Le coronavirus COVID-19 a été officiellement déclaré pandémie. L'économie a réagi par la panique et un « flight to quality », les pays durcissent leurs mesures de sécurité, et les autorités prennent toutes sortes de décisions, de l'annulation d'événements publics jusqu'au confinement total. Et dans ce chaos, une vidéo d'une conférence TED donnée par le philanthrope et magnat Bill Gates en 2015 a commencé à circuler. Il y explorait la menace latente des virus et bactéries, et a laissé un message percutant : « Nous ne sommes pas prêts pour la prochaine épidémie ».

Bill Gates a prédit le coronavirus en 2015 : « Nous ne sommes pas prêts »
Bill Gates

Qui est à blâmer ?

Une des questions que tout le monde se pose est évidemment « Qui est à blâmer ? ». Pouvons-nous parler de la Chine comme point d'origine ? Qu'en est-il des autres pays ? Et les protocoles conçus par les experts en santé ? Leur contenu a-t-il échoué, ou leur mise en œuvre ? Qu'en est-il des efforts de coordination ? Et des contradictions entre spécialistes ? D'un côté, des médecins disent que COVID-19 n'est pas si grave, qu'il n'est pas nécessaire d'accumuler des provisions ni de porter des masques, et de l'autre, on entend des médecins italiens qui appliquent littéralement un triage pour prioriser les soins de leurs patients.

La conférence TED de 2015

Et la Toile ne reste pas inactive. Elle cherche des précédents, explore des archives, repasse des vidéos. L'une d'elles fait déjà le tour des réseaux sociaux. Il s'agit d'une conférence TED que Bill Gates lui-même a donnée à Vancouver en mars 2015. Cette conférence a exactement cinq ans, et à l'époque, le monde était confronté à une autre menace, sous la forme d'une épidémie d'Ebola qui finira par tuer plus de 11 000 personnes :

(Note de la rédaction : Il y a des sous-titres en espagnol)

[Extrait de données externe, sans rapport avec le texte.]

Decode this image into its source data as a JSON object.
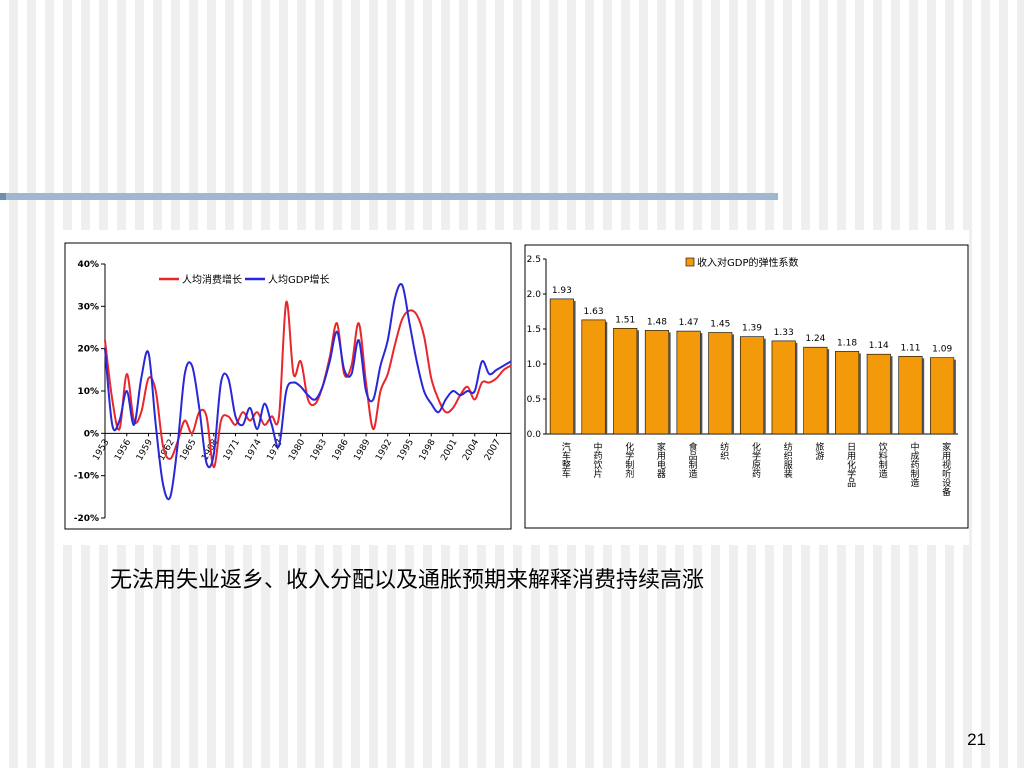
{
  "caption": "无法用失业返乡、收入分配以及通胀预期来解释消费持续高涨",
  "page_number": "21",
  "colors": {
    "consumption": "#e8262b",
    "gdp": "#2828d8",
    "bar": "#f39a0b"
  },
  "chart_data": [
    {
      "type": "line",
      "legend": {
        "placement": "top-center",
        "entries": [
          "人均消费增长",
          "人均GDP增长"
        ]
      },
      "ylim": [
        -20,
        40
      ],
      "yticks": [
        -20,
        -10,
        0,
        10,
        20,
        30,
        40
      ],
      "ytick_labels": [
        "-20%",
        "-10%",
        "0%",
        "10%",
        "20%",
        "30%",
        "40%"
      ],
      "x_range": [
        1953,
        2009
      ],
      "xtick_labels": [
        "1953",
        "1956",
        "1959",
        "1962",
        "1965",
        "1968",
        "1971",
        "1974",
        "1977",
        "1980",
        "1983",
        "1986",
        "1989",
        "1992",
        "1995",
        "1998",
        "2001",
        "2004",
        "2007"
      ],
      "grid": false,
      "series": [
        {
          "name": "人均消费增长",
          "key": "consumption",
          "x": [
            1953,
            1954,
            1955,
            1956,
            1957,
            1958,
            1959,
            1960,
            1961,
            1962,
            1963,
            1964,
            1965,
            1966,
            1967,
            1968,
            1969,
            1970,
            1971,
            1972,
            1973,
            1974,
            1975,
            1976,
            1977,
            1978,
            1979,
            1980,
            1981,
            1982,
            1983,
            1984,
            1985,
            1986,
            1987,
            1988,
            1989,
            1990,
            1991,
            1992,
            1993,
            1994,
            1995,
            1996,
            1997,
            1998,
            1999,
            2000,
            2001,
            2002,
            2003,
            2004,
            2005,
            2006,
            2007,
            2008,
            2009
          ],
          "y": [
            22,
            8,
            1,
            14,
            3,
            5,
            13,
            10,
            -3,
            -6,
            -2,
            3,
            0,
            5,
            4,
            -8,
            3,
            4,
            2,
            5,
            3,
            5,
            2,
            4,
            4,
            31,
            14,
            17,
            8,
            7,
            11,
            18,
            26,
            14,
            16,
            26,
            12,
            1,
            10,
            14,
            21,
            27,
            29,
            28,
            23,
            13,
            8,
            5,
            6,
            9,
            11,
            8,
            12,
            12,
            13,
            15,
            16
          ]
        },
        {
          "name": "人均GDP增长",
          "key": "gdp",
          "x": [
            1953,
            1954,
            1955,
            1956,
            1957,
            1958,
            1959,
            1960,
            1961,
            1962,
            1963,
            1964,
            1965,
            1966,
            1967,
            1968,
            1969,
            1970,
            1971,
            1972,
            1973,
            1974,
            1975,
            1976,
            1977,
            1978,
            1979,
            1980,
            1981,
            1982,
            1983,
            1984,
            1985,
            1986,
            1987,
            1988,
            1989,
            1990,
            1991,
            1992,
            1993,
            1994,
            1995,
            1996,
            1997,
            1998,
            1999,
            2000,
            2001,
            2002,
            2003,
            2004,
            2005,
            2006,
            2007,
            2008,
            2009
          ],
          "y": [
            20,
            2,
            3,
            10,
            2,
            13,
            19,
            2,
            -12,
            -15,
            -3,
            14,
            16,
            6,
            -7,
            -5,
            12,
            13,
            4,
            2,
            6,
            1,
            7,
            2,
            -3,
            10,
            12,
            11,
            9,
            8,
            11,
            17,
            24,
            15,
            14,
            22,
            10,
            8,
            16,
            22,
            32,
            35,
            26,
            17,
            10,
            7,
            5,
            8,
            10,
            9,
            10,
            10,
            17,
            14,
            15,
            16,
            17
          ]
        }
      ]
    },
    {
      "type": "bar",
      "legend": {
        "placement": "top-right",
        "entries": [
          "收入对GDP的弹性系数"
        ]
      },
      "ylim": [
        0,
        2.5
      ],
      "yticks": [
        0,
        0.5,
        1,
        1.5,
        2,
        2.5
      ],
      "ytick_labels": [
        "0.0",
        "0.5",
        "1.0",
        "1.5",
        "2.0",
        "2.5"
      ],
      "grid": false,
      "categories": [
        "汽车整车",
        "中药饮片",
        "化学制剂",
        "家用电器",
        "食品制造",
        "纺织",
        "化学原药",
        "纺织服装",
        "旅游",
        "日用化学品",
        "饮料制造",
        "中成药制造",
        "家用视听设备"
      ],
      "values": [
        1.93,
        1.63,
        1.51,
        1.48,
        1.47,
        1.45,
        1.39,
        1.33,
        1.24,
        1.18,
        1.14,
        1.11,
        1.09
      ],
      "value_labels": [
        "1.93",
        "1.63",
        "1.51",
        "1.48",
        "1.47",
        "1.45",
        "1.39",
        "1.33",
        "1.24",
        "1.18",
        "1.14",
        "1.11",
        "1.09"
      ]
    }
  ]
}
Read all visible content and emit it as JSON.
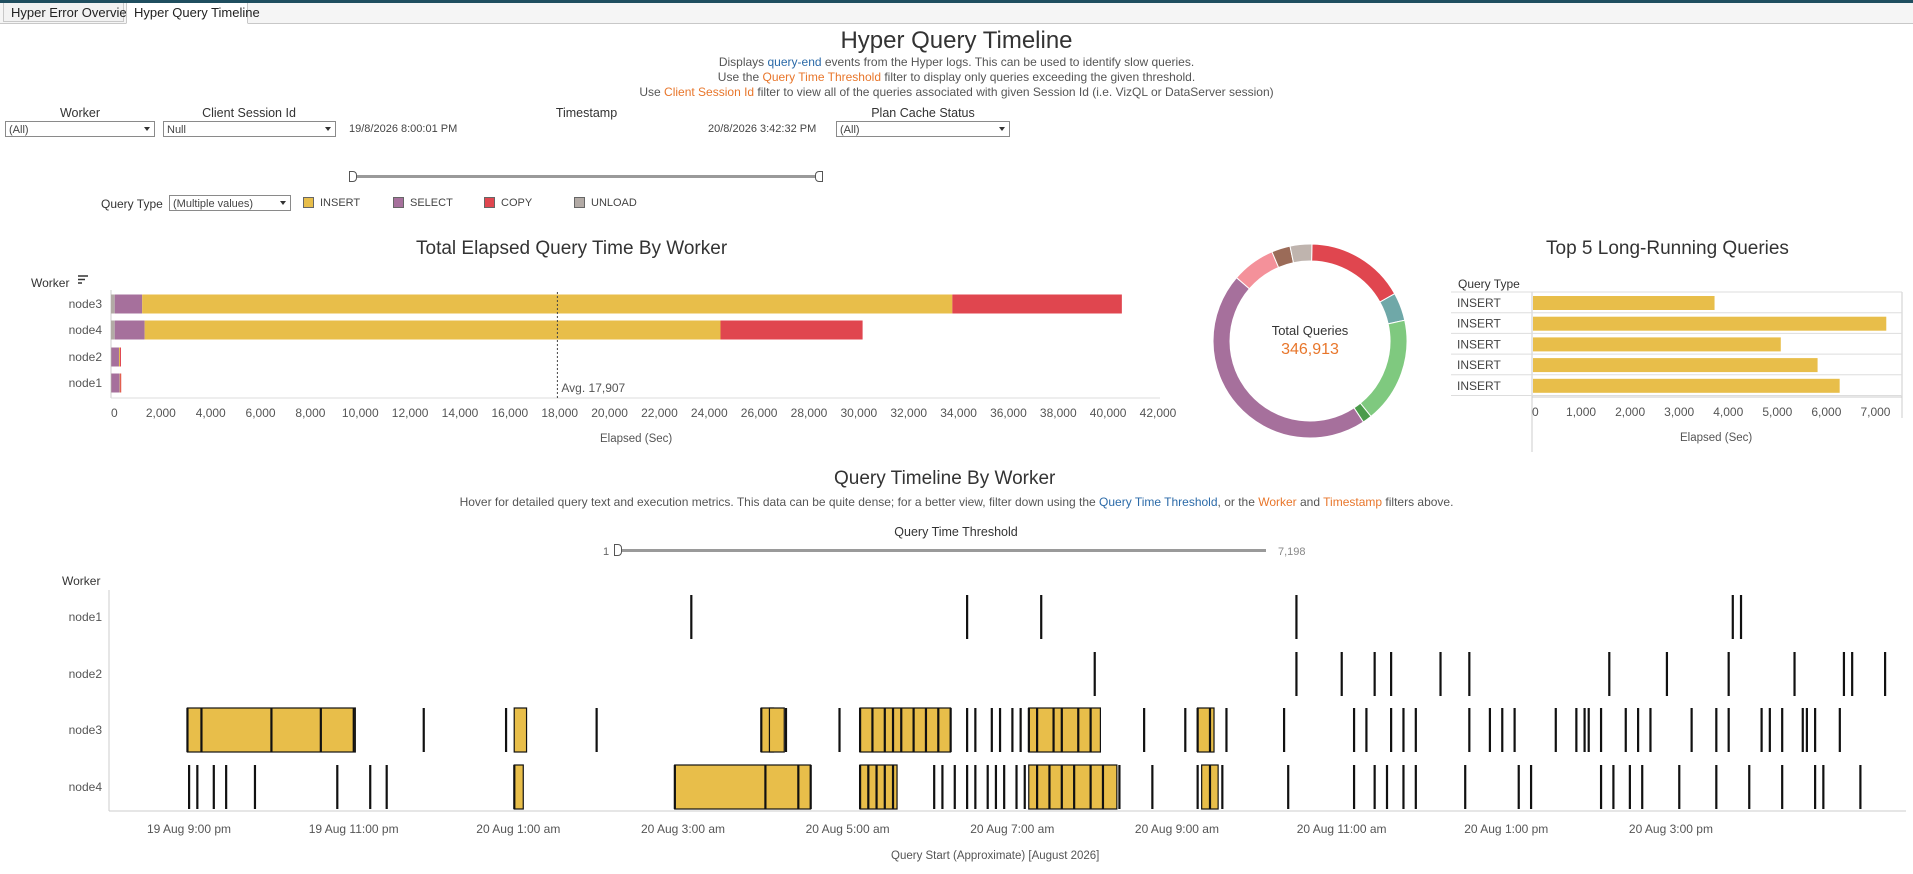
{
  "tabs": [
    {
      "label": "Hyper Error Overview",
      "active": false
    },
    {
      "label": "Hyper Query Timeline",
      "active": true
    }
  ],
  "page": {
    "title": "Hyper Query Timeline",
    "desc1_a": "Displays ",
    "desc1_b": "query-end",
    "desc1_c": " events from the Hyper logs.  This can be used to identify slow queries.",
    "desc2_a": "Use the ",
    "desc2_b": "Query Time Threshold",
    "desc2_c": " filter to display only queries exceeding the given threshold.",
    "desc3_a": "Use ",
    "desc3_b": "Client Session Id",
    "desc3_c": " filter to view all of the queries associated with given Session Id (i.e. VizQL or DataServer session)"
  },
  "filters": {
    "worker": {
      "label": "Worker",
      "value": "(All)"
    },
    "client_session": {
      "label": "Client Session Id",
      "value": "Null"
    },
    "timestamp": {
      "label": "Timestamp",
      "start": "19/8/2026 8:00:01 PM",
      "end": "20/8/2026 3:42:32 PM"
    },
    "plan_cache": {
      "label": "Plan Cache Status",
      "value": "(All)"
    },
    "query_type": {
      "label": "Query Type",
      "value": "(Multiple values)"
    }
  },
  "legend": [
    {
      "label": "INSERT",
      "color": "#e8be4a"
    },
    {
      "label": "SELECT",
      "color": "#a6709c"
    },
    {
      "label": "COPY",
      "color": "#e0464f"
    },
    {
      "label": "UNLOAD",
      "color": "#b2aaa5"
    }
  ],
  "colors": {
    "insert": "#e8be4a",
    "select": "#a6709c",
    "copy": "#e0464f",
    "unload": "#b2aaa5",
    "accent_orange": "#e8762b",
    "accent_blue": "#2b6aa8"
  },
  "chart_data": [
    {
      "type": "bar",
      "title": "Total Elapsed Query Time By Worker",
      "ylabel": "Worker",
      "xlabel": "Elapsed (Sec)",
      "categories": [
        "node3",
        "node4",
        "node2",
        "node1"
      ],
      "series": [
        {
          "name": "UNLOAD",
          "values": [
            150,
            150,
            20,
            20
          ]
        },
        {
          "name": "SELECT",
          "values": [
            1100,
            1200,
            300,
            330
          ]
        },
        {
          "name": "INSERT",
          "values": [
            32500,
            23100,
            40,
            20
          ]
        },
        {
          "name": "COPY",
          "values": [
            6800,
            5700,
            40,
            20
          ]
        }
      ],
      "xlim": [
        0,
        42000
      ],
      "xticks": [
        "0",
        "2,000",
        "4,000",
        "6,000",
        "8,000",
        "10,000",
        "12,000",
        "14,000",
        "16,000",
        "18,000",
        "20,000",
        "22,000",
        "24,000",
        "26,000",
        "28,000",
        "30,000",
        "32,000",
        "34,000",
        "36,000",
        "38,000",
        "40,000",
        "42,000"
      ],
      "reference_line": {
        "label": "Avg. 17,907",
        "value": 17907
      }
    },
    {
      "type": "pie",
      "center_label": "Total Queries",
      "center_value": "346,913",
      "slices": [
        {
          "value": 16,
          "color": "#e0464f"
        },
        {
          "value": 4.5,
          "color": "#6fa8a8"
        },
        {
          "value": 17,
          "color": "#7fc97f"
        },
        {
          "value": 1.5,
          "color": "#4b9b4b"
        },
        {
          "value": 44,
          "color": "#a6709c"
        },
        {
          "value": 7,
          "color": "#f4919a"
        },
        {
          "value": 3,
          "color": "#9b6b58"
        },
        {
          "value": 3.5,
          "color": "#bfb4ae"
        }
      ]
    },
    {
      "type": "bar",
      "title": "Top 5 Long-Running Queries",
      "ylabel": "Query Type",
      "xlabel": "Elapsed (Sec)",
      "categories": [
        "INSERT",
        "INSERT",
        "INSERT",
        "INSERT",
        "INSERT"
      ],
      "values": [
        3700,
        7200,
        5050,
        5800,
        6250
      ],
      "xlim": [
        0,
        7500
      ],
      "xticks": [
        "0",
        "1,000",
        "2,000",
        "3,000",
        "4,000",
        "5,000",
        "6,000",
        "7,000"
      ]
    },
    {
      "type": "scatter",
      "title": "Query Timeline By Worker",
      "ylabel": "Worker",
      "xlabel": "Query Start (Approximate) [August 2026]",
      "categories": [
        "node1",
        "node2",
        "node3",
        "node4"
      ],
      "x_range_hours": [
        -1.0,
        20.8
      ],
      "xticks": [
        "19 Aug 9:00 pm",
        "19 Aug 11:00 pm",
        "20 Aug 1:00 am",
        "20 Aug 3:00 am",
        "20 Aug 5:00 am",
        "20 Aug 7:00 am",
        "20 Aug 9:00 am",
        "20 Aug 11:00 am",
        "20 Aug 1:00 pm",
        "20 Aug 3:00 pm"
      ],
      "blocks": [
        {
          "worker": "node3",
          "start": -0.02,
          "end": 2.02
        },
        {
          "worker": "node3",
          "start": 3.95,
          "end": 4.1
        },
        {
          "worker": "node3",
          "start": 6.95,
          "end": 7.1
        },
        {
          "worker": "node3",
          "start": 7.05,
          "end": 7.23
        },
        {
          "worker": "node3",
          "start": 8.15,
          "end": 9.25
        },
        {
          "worker": "node3",
          "start": 10.2,
          "end": 11.07
        },
        {
          "worker": "node3",
          "start": 12.25,
          "end": 12.45
        },
        {
          "worker": "node4",
          "start": 5.9,
          "end": 7.55
        },
        {
          "worker": "node4",
          "start": 8.15,
          "end": 8.6
        },
        {
          "worker": "node4",
          "start": 10.2,
          "end": 11.27
        },
        {
          "worker": "node4",
          "start": 3.95,
          "end": 4.06
        },
        {
          "worker": "node4",
          "start": 12.3,
          "end": 12.5
        }
      ],
      "ticks": {
        "node1": [
          6.1,
          9.45,
          10.35,
          13.45,
          18.75,
          18.85
        ],
        "node2": [
          11.0,
          13.45,
          14.0,
          14.4,
          14.6,
          15.2,
          15.55,
          17.25,
          17.95,
          18.7,
          19.5,
          20.1,
          20.2,
          20.6
        ],
        "node3": [
          -0.02,
          0.15,
          1.0,
          1.6,
          2.0,
          2.85,
          3.85,
          4.95,
          6.95,
          7.25,
          7.9,
          8.15,
          8.3,
          8.45,
          8.55,
          8.65,
          8.8,
          8.95,
          9.1,
          9.25,
          9.45,
          9.55,
          9.75,
          9.85,
          10.0,
          10.1,
          10.2,
          10.3,
          10.5,
          10.6,
          10.8,
          10.95,
          11.6,
          12.1,
          12.25,
          12.4,
          12.6,
          13.3,
          14.15,
          14.3,
          14.6,
          14.75,
          14.9,
          15.55,
          15.8,
          15.95,
          16.1,
          16.6,
          16.85,
          16.95,
          17.0,
          17.15,
          17.45,
          17.6,
          17.75,
          18.25,
          18.55,
          18.7,
          19.1,
          19.2,
          19.35,
          19.6,
          19.65,
          19.75,
          20.05
        ],
        "node4": [
          0.0,
          0.1,
          0.3,
          0.45,
          0.8,
          1.8,
          2.2,
          2.4,
          3.95,
          5.9,
          7.0,
          7.4,
          7.55,
          8.15,
          8.25,
          8.35,
          8.45,
          8.55,
          9.05,
          9.15,
          9.3,
          9.45,
          9.55,
          9.7,
          9.8,
          9.9,
          10.05,
          10.15,
          10.3,
          10.45,
          10.6,
          10.75,
          10.95,
          11.1,
          11.3,
          11.7,
          12.25,
          12.4,
          12.55,
          13.35,
          14.15,
          14.4,
          14.55,
          14.75,
          14.9,
          15.5,
          16.15,
          16.3,
          17.15,
          17.3,
          17.5,
          17.65,
          18.1,
          18.55,
          18.95,
          19.35,
          19.75,
          19.85,
          20.3
        ]
      }
    }
  ],
  "threshold": {
    "label": "Query Time Threshold",
    "min": "1",
    "max": "7,198"
  },
  "timeline_desc": {
    "a": "Hover for detailed query text and execution metrics.  This data can be quite dense; for a better view, filter down using the ",
    "b": "Query Time Threshold",
    "c": ", or the ",
    "d": "Worker",
    "e": " and ",
    "f": "Timestamp",
    "g": " filters above."
  }
}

Gates commence la conférence par une anecdote, et deux boîtes géantes de provisions : quand il était petit, la « panique » du public se concentrait sur la possibilité d'une guerre nucléaire. Mais au cours des dernières décennies, les gouvernements les plus puissants du monde ont investi des fortunes dans des mécanismes de dissuasion. Le concept de « destruction mutuelle assurée » a évité l'échange atomique. Cependant, ces gouvernements n'ont pas montré le même intérêt face à un hypothétique apocalypse viral. Bill Gates explique au début de sa conférence que si « quelque chose » tue 10 millions de personnes dans la prochaine décennie, ce ne seront pas des missiles, mais des microbes.

Citant le cas d'Ebola, Gates a dit que le problème n'était pas « une défaillance du système », mais qu'« il n'y avait pas de système » directement. Les rapports étaient faits sur papier, mettaient longtemps à être numérisés et arrivaient pleins d'erreurs. Médecins Sans Frontières a fait un bon travail avec ses volontaires, mais cet effort a été insuffisant. Il n'y avait pas d'outils, ni de stratégie commune pour lancer des traitements. Une épidémie à grande échelle pourrait exiger des centaines de milliers de travailleurs en action. L'Organisation mondiale de la santé a des fonds pour surveiller les épidémies, mais pas pour déployer ces ressources vitales.

https://old.neoteo.com/coronavirus-mapa-interactivo-de-infecciones/

En résumé, nous avons eu de la chance avec Ebola (la nature même du virus a limité sa propagation), mais la prochaine fois, cette chance pourrait s'épuiser. Bill Gates a présenté dans la conférence un modèle basé sur la Grippe espagnole de 1918… qui tue 30 millions de personnes en moins d'un an. Cependant, il a aussi dit que nous avons la capacité de construire un système de réponse solide, avec un énorme soutien technologique, la communication portable, les cartes satellites, les ressources biologiques, et bien plus encore. Il a recommandé des « jeux de germes », des simulations similaires aux « jeux de guerre » que de nombreuses forces mènent autour du globe, et un lien étroit entre les forces médicales et militaires, pour atteindre rapidement et en sécurité les endroits les plus compromis.

Pour terminer, Bill Gates a avancé un chiffre : trois billions de dollars (nos billions) estimés par la Banque mondiale comme perte en cas d'épidémie de grippe à grande échelle. Il a également ajouté qu'« il n'est pas nécessaire de paniquer », mais qu'« il fallait commencer maintenant, car le temps n'est pas de notre côté ». Vu ce qui s'est passé avec le coronavirus, on pourrait arriver à une conclusion : nous n'avons jamais commencé.